RSI at 52.93 is neutral, while ADX at 13.61 signals no strong trend. Price is above the Bollinger upper band (¥4,509.58), hinting at near-term consolidation. ATR of 80.45 suggests daily swings near 1.7%. MACD histogram is slightly negative. The next earnings announcement is scheduled for April 29, 2026, a potential catalyst for Central Japan Railway stock volatility.

Final Thoughts

We see three pillars for Central Japan Railway stock: solid inbound and domestic demand supporting the Tokaido Shinkansen, attractive valuation near 0.90x PBR and 8.78x PE, and optionality from a favorable Maglev project update. Today’s price strength above key moving averages aligns with improving fundamentals, though technicals flag a chance of short-term consolidation. We would watch bookings around major events, yield management, and any concrete steps on Shizuoka that reduce policy risk. Upside drivers include steady traffic, cost control, and visible guidance, while risks include project delays and softer tourism. For now, the balance looks supportive into FY2026.

FAQs

Is Central Japan Railway stock undervalued on PBR?

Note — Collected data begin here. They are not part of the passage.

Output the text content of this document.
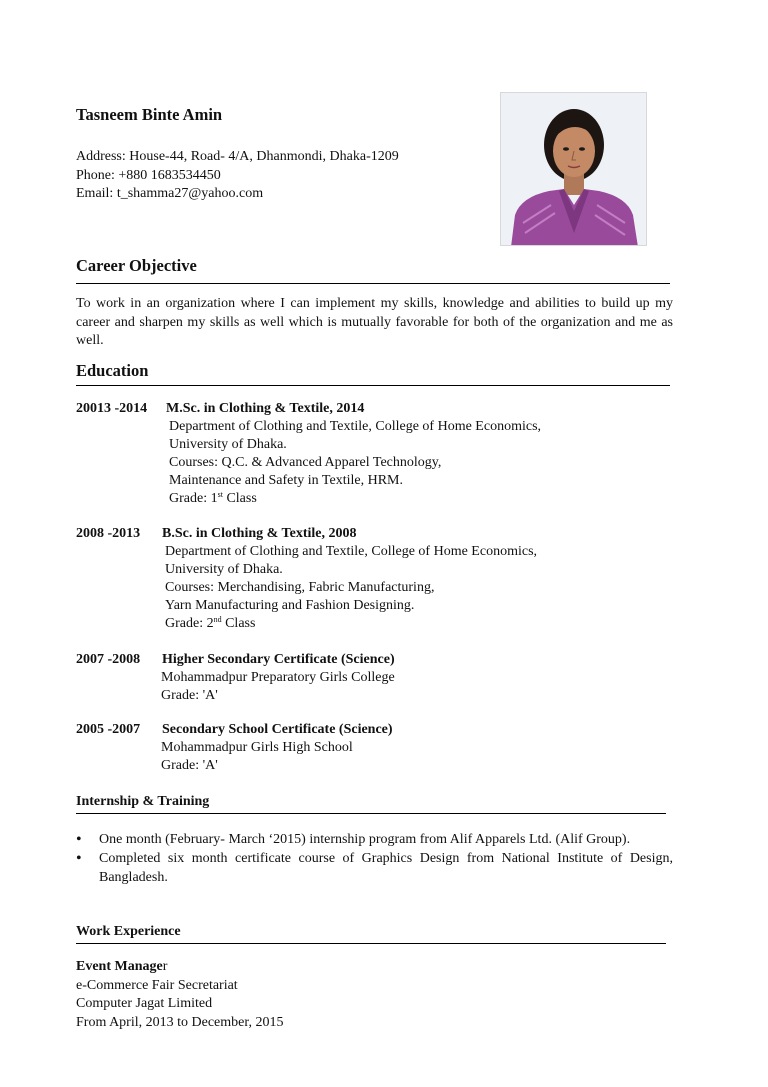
Tasneem Binte Amin
Address: House-44, Road- 4/A, Dhanmondi, Dhaka-1209
Phone: +880 1683534450
Email: t_shamma27@yahoo.com
Career Objective
To work in an organization where I can implement my skills, knowledge and abilities to build up my career and sharpen my skills as well which is mutually favorable for both of the organization and me as well.
Education
20013 -2014 M.Sc. in Clothing & Textile, 2014
Department of Clothing and Textile, College of Home Economics,
University of Dhaka.
Courses: Q.C. & Advanced Apparel Technology,
Maintenance and Safety in Textile, HRM.
Grade: 1st Class
2008 -2013 B.Sc. in Clothing & Textile, 2008
Department of Clothing and Textile, College of Home Economics,
University of Dhaka.
Courses: Merchandising, Fabric Manufacturing,
Yarn Manufacturing and Fashion Designing.
Grade: 2nd Class
2007 -2008 Higher Secondary Certificate (Science)
Mohammadpur Preparatory Girls College
Grade: 'A'
2005 -2007 Secondary School Certificate (Science)
Mohammadpur Girls High School
Grade: 'A'
Internship & Training
• One month (February- March ‘2015) internship program from Alif Apparels Ltd. (Alif Group).
• Completed six month certificate course of Graphics Design from National Institute of Design, Bangladesh.
Work Experience
Event Manager
e-Commerce Fair Secretariat
Computer Jagat Limited
From April, 2013 to December, 2015
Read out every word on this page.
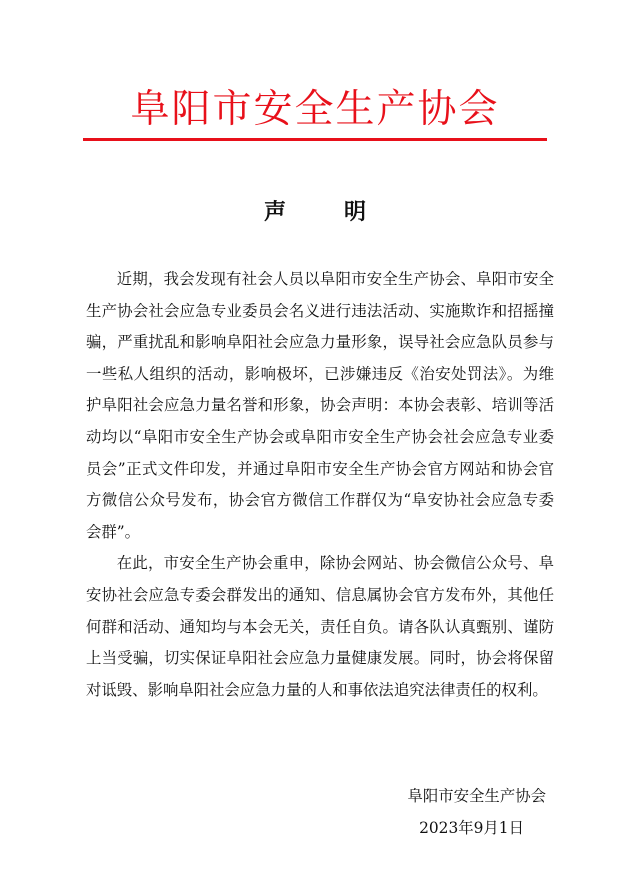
阜阳市安全生产协会
声	明

近期，我会发现有社会人员以阜阳市安全生产协会、阜阳市安全生产协会社会应急专业委员会名义进行违法活动、实施欺诈和招摇撞骗，严重扰乱和影响阜阳社会应急力量形象，误导社会应急队员参与一些私人组织的活动，影响极坏，已涉嫌违反《治安处罚法》。为维护阜阳社会应急力量名誉和形象，协会声明：本协会表彰、培训等活动均以“阜阳市安全生产协会或阜阳市安全生产协会社会应急专业委员会”正式文件印发，并通过阜阳市安全生产协会官方网站和协会官方微信公众号发布，协会官方微信工作群仅为“阜安协社会应急专委会群”。

在此，市安全生产协会重申，除协会网站、协会微信公众号、阜安协社会应急专委会群发出的通知、信息属协会官方发布外，其他任何群和活动、通知均与本会无关，责任自负。请各队认真甄别、谨防上当受骗，切实保证阜阳社会应急力量健康发展。同时，协会将保留对诋毁、影响阜阳社会应急力量的人和事依法追究法律责任的权利。

阜阳市安全生产协会
2023年9月1日
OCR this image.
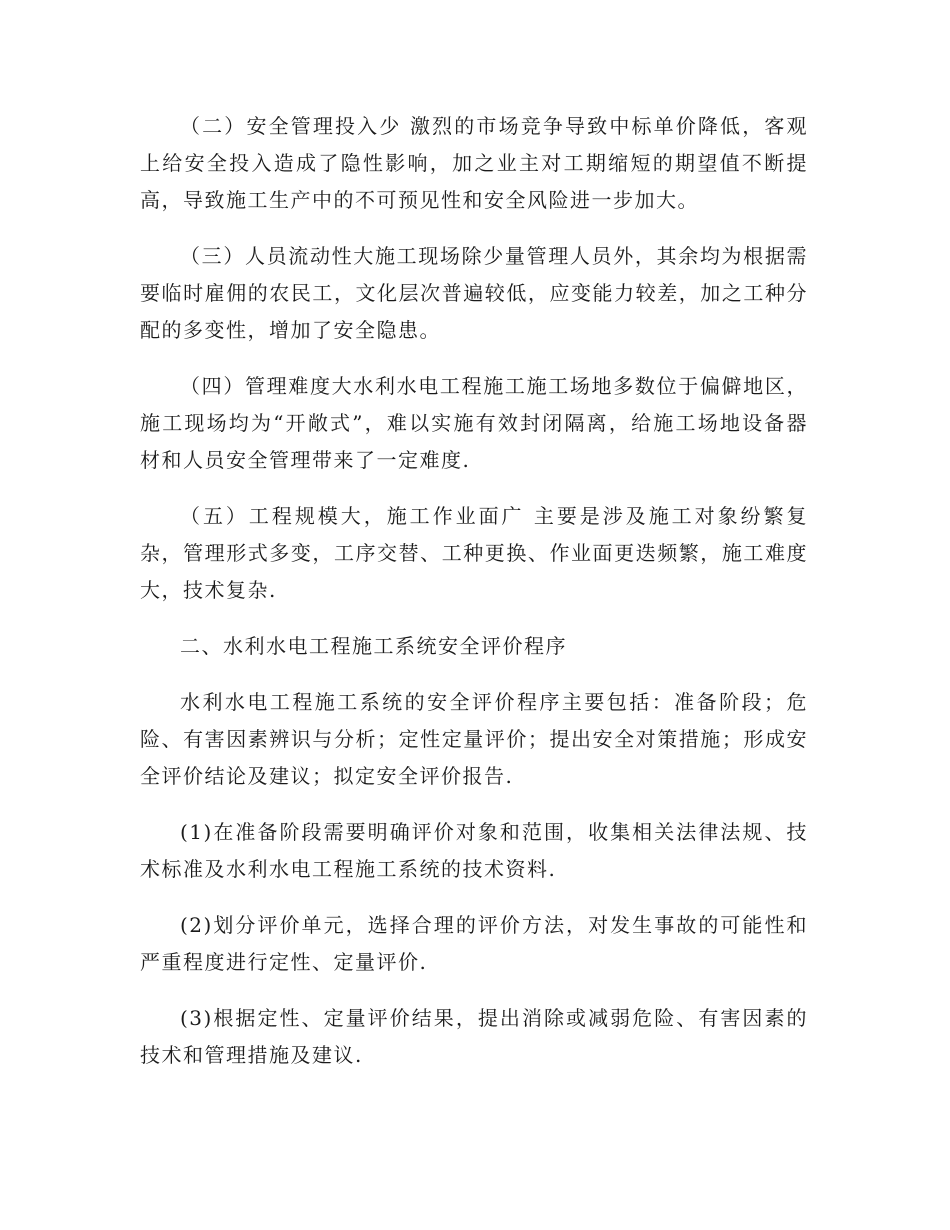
（二）安全管理投入少 激烈的市场竞争导致中标单价降低，客观上给安全投入造成了隐性影响，加之业主对工期缩短的期望值不断提高，导致施工生产中的不可预见性和安全风险进一步加大。

（三）人员流动性大施工现场除少量管理人员外，其余均为根据需要临时雇佣的农民工，文化层次普遍较低，应变能力较差，加之工种分配的多变性，增加了安全隐患。

（四）管理难度大水利水电工程施工施工场地多数位于偏僻地区，施工现场均为“开敞式”，难以实施有效封闭隔离，给施工场地设备器材和人员安全管理带来了一定难度.

（五）工程规模大，施工作业面广 主要是涉及施工对象纷繁复杂，管理形式多变，工序交替、工种更换、作业面更迭频繁，施工难度大，技术复杂.

二、水利水电工程施工系统安全评价程序

水利水电工程施工系统的安全评价程序主要包括：准备阶段；危险、有害因素辨识与分析；定性定量评价；提出安全对策措施；形成安全评价结论及建议；拟定安全评价报告.

(1)在准备阶段需要明确评价对象和范围，收集相关法律法规、技术标准及水利水电工程施工系统的技术资料.

(2)划分评价单元，选择合理的评价方法，对发生事故的可能性和严重程度进行定性、定量评价.

(3)根据定性、定量评价结果，提出消除或减弱危险、有害因素的技术和管理措施及建议.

Yes. With price near ¥4,746 and book value per share around ¥5,224, the PBR is roughly 0.90x. That discount reflects policy and project uncertainty. If earnings remain strong and Maglev concerns ease, we think the gap to book value and to peers can narrow.

What is driving JR Tokai earnings into FY2026?

Sustained inbound tourism, resilient domestic business travel, and event-driven demand support the Tokaido Shinkansen. Better capacity planning and stable operations help margins. Management guides for record FY2026 profit, assuming limited impact from China’s advisory and continued interest in key routes linking Tokyo, Nagoya, and Osaka.

What could re-rate Central Japan Railway stock from here?

Clear progress on the Shizuoka Maglev restart, consistent upside to traffic, and disciplined costs could lift sentiment. A supportive policy backdrop and stronger free cash generation would also help narrow the PBR discount. Delivering on record FY2026 profit guidance is the most direct path to re-rating.

What risks should investors monitor?

Key risks include delays or cost pressures tied to the Maglev, a slowdown in inbound tourism, and potential operational disruptions. Currency shifts may affect visitor flows. Any safety incidents or regulatory setbacks could weigh on demand and valuation for Central Japan Railway stock in the short term.

Disclaimer:

The content shared by Meyka AI PTY LTD is solely for research and informational purposes.  Meyka is not a financial advisory service, and the information provided should not be considered investment or trading advice.